When you come into contact with the criminal justice system, there are certain rights and privileges that attach. They attach regardless of your status as an American citizen, an alien, a visitor, or as in the case of Mohammed, you are captured abroad and brought here. Certain constitutional rights attach to every “defendant” regardless of citizenship status. These rights are there to assure the defendant gets a fair trial, to assure that the safeguards in the constitution are respected, and to assure that the evidence and verdict can be trusted. Among those rights are the right to counsel, the right to remain silent, the right to a trial by an impartial jury, the right to have only untainted and reliable evidence presented against you, and proof of guilt beyond a reasonable doubt. The United States Supreme Court long ago recognized that there is only one real method to assure police and prosecutors comply and respect the law and rights of the accused.

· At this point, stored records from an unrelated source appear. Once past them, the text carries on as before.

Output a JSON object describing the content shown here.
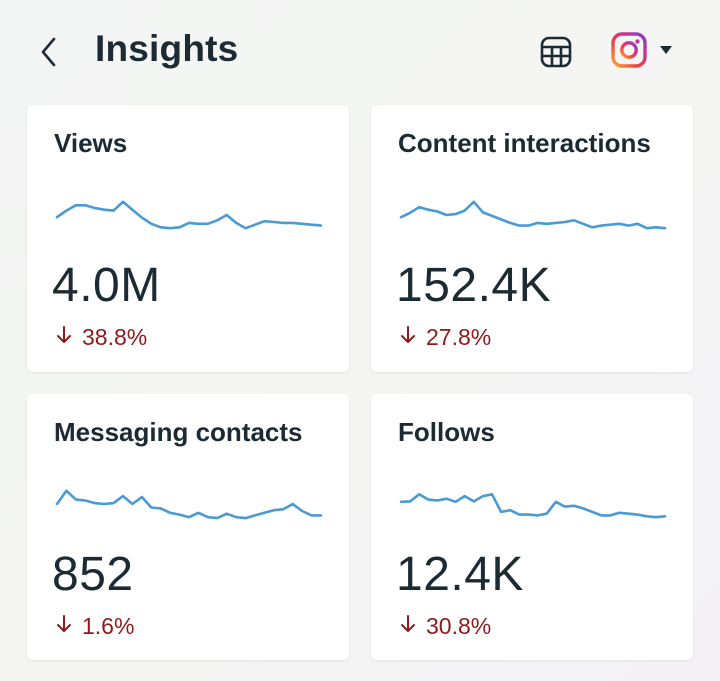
{
  "header": {
    "title": "Insights",
    "back_icon": "chevron-left-icon",
    "table_icon": "table-grid-icon",
    "account_icon": "instagram-icon",
    "dropdown_icon": "caret-down-icon"
  },
  "colors": {
    "sparkline": "#4a9ad4",
    "negative": "#8c1b1b",
    "text": "#1c2b33"
  },
  "cards": [
    {
      "title": "Views",
      "value": "4.0M",
      "change": "38.8%",
      "trend": "down",
      "sparkline": [
        0.45,
        0.6,
        0.72,
        0.72,
        0.66,
        0.62,
        0.6,
        0.8,
        0.62,
        0.44,
        0.3,
        0.22,
        0.2,
        0.22,
        0.32,
        0.3,
        0.3,
        0.38,
        0.5,
        0.32,
        0.2,
        0.28,
        0.36,
        0.34,
        0.32,
        0.32,
        0.3,
        0.28,
        0.26
      ]
    },
    {
      "title": "Content interactions",
      "value": "152.4K",
      "change": "27.8%",
      "trend": "down",
      "sparkline": [
        0.45,
        0.55,
        0.68,
        0.62,
        0.58,
        0.5,
        0.52,
        0.6,
        0.8,
        0.56,
        0.48,
        0.4,
        0.32,
        0.26,
        0.26,
        0.32,
        0.3,
        0.32,
        0.34,
        0.38,
        0.3,
        0.22,
        0.26,
        0.28,
        0.3,
        0.26,
        0.3,
        0.2,
        0.22,
        0.2
      ]
    },
    {
      "title": "Messaging contacts",
      "value": "852",
      "change": "1.6%",
      "trend": "down",
      "sparkline": [
        0.5,
        0.8,
        0.6,
        0.58,
        0.52,
        0.5,
        0.52,
        0.68,
        0.5,
        0.66,
        0.42,
        0.4,
        0.3,
        0.26,
        0.2,
        0.3,
        0.2,
        0.18,
        0.28,
        0.2,
        0.18,
        0.24,
        0.3,
        0.36,
        0.38,
        0.5,
        0.34,
        0.24,
        0.24
      ]
    },
    {
      "title": "Follows",
      "value": "12.4K",
      "change": "30.8%",
      "trend": "down",
      "sparkline": [
        0.55,
        0.56,
        0.72,
        0.6,
        0.58,
        0.62,
        0.55,
        0.68,
        0.56,
        0.68,
        0.72,
        0.32,
        0.36,
        0.26,
        0.26,
        0.24,
        0.28,
        0.55,
        0.44,
        0.46,
        0.4,
        0.32,
        0.24,
        0.24,
        0.3,
        0.28,
        0.26,
        0.22,
        0.2,
        0.22
      ]
    }
  ]
}
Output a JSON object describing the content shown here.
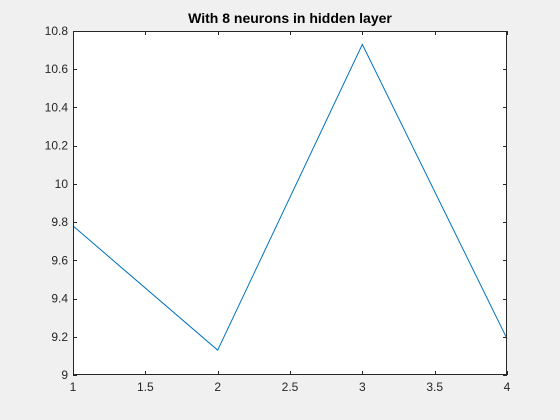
{
  "chart_data": {
    "type": "line",
    "title": "With 8 neurons in hidden layer",
    "xlabel": "",
    "ylabel": "",
    "xlim": [
      1,
      4
    ],
    "ylim": [
      9,
      10.8
    ],
    "xticks": [
      1,
      1.5,
      2,
      2.5,
      3,
      3.5,
      4
    ],
    "xtick_labels": [
      "1",
      "1.5",
      "2",
      "2.5",
      "3",
      "3.5",
      "4"
    ],
    "yticks": [
      9,
      9.2,
      9.4,
      9.6,
      9.8,
      10,
      10.2,
      10.4,
      10.6,
      10.8
    ],
    "ytick_labels": [
      "9",
      "9.2",
      "9.4",
      "9.6",
      "9.8",
      "10",
      "10.2",
      "10.4",
      "10.6",
      "10.8"
    ],
    "grid": false,
    "series": [
      {
        "x": [
          1,
          2,
          3,
          4
        ],
        "y": [
          9.78,
          9.13,
          10.73,
          9.19
        ]
      }
    ],
    "colors": {
      "line": "#0072bd",
      "axes": "#262626",
      "plot_bg": "#ffffff",
      "figure_bg": "#f0f0f0"
    }
  }
}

That insurance is called the “exclusionary rule”. Simply put, if evidence is illegally gathered, if the defendant’s rights have been violated, or if the prosecution is otherwise illegal, judges are supposed to block the admission and use of improper evidence. It does police no good to violate a right to silence by beating a confession out of a suspect when the court is going to deny the admission of that confession. This is the incentive for police and prosecutors to behave in accordance with the law and its ideals.

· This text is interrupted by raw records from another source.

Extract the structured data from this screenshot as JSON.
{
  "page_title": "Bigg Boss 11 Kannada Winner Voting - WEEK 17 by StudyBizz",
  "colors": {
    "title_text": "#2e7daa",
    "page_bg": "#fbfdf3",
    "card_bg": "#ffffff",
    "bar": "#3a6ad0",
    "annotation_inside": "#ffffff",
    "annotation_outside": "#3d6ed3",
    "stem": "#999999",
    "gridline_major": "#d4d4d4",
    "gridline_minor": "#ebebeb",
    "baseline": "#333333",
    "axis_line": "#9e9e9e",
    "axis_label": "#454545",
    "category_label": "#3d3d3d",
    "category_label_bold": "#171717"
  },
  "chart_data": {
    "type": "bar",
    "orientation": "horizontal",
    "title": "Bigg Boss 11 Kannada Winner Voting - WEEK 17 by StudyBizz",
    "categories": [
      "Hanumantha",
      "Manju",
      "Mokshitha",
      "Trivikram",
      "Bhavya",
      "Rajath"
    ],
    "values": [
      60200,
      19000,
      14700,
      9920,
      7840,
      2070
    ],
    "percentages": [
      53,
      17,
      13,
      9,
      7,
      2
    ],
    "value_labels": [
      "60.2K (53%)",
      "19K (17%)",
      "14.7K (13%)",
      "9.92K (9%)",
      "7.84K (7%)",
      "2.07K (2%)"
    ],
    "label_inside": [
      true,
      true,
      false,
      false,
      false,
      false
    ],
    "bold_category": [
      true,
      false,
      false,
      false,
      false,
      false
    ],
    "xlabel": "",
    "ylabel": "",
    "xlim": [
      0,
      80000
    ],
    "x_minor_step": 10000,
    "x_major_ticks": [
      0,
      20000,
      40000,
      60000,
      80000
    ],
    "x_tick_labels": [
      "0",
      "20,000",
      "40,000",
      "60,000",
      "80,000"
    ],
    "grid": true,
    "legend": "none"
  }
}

So we come back to the question asked of the Attorney General. What do we do if the trial court finds that evidence is not admissible or that the defendant’s rights were violated? How do we respond if due to a lack of quality admissible evidence, a jury cannot find guilt beyond a reasonable doubt? I say we have no choice. We must let them go. The very heart and soul of our criminal justice system would be irreparably harmed should we fail to respect the judge or jury’s verdict. If we are to prove to the world that we are a nation of laws, then we must respect those laws even when doing so leaves a bad taste in our mouths. To do otherwise, to continue to detain Mohammed and his co-conspirators after an acquittal or dismissal would do violence to the very foundation of our legal system. It would strip away its independence and leave the People without a system they can trust.

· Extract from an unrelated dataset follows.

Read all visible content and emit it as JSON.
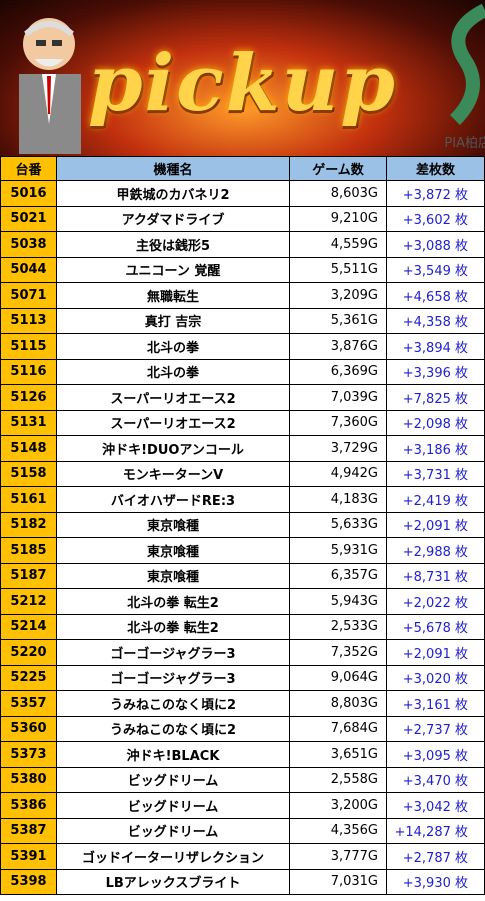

Khalid Sheik Mohammed wants to plead guilty and be executed. Perhaps instead of a civilian trial, we should just grant him his wish. It seems to me that the Attorney General is putting his own arrogance ahead of what may be in the interests of justice. Let the defendant choose his fate. Let Mohammed have his date with the executioner. If he wants to walk into court and plead guilty, then so be it. There is no stronger evidence of guilt than a confession made in open court.

But if we are going to insist on a trial, then we must also accept everything that goes along with it. That includes the possibility of acquittal or dismissal. Everything we hold near and dear as a nation of laws demands nothing less.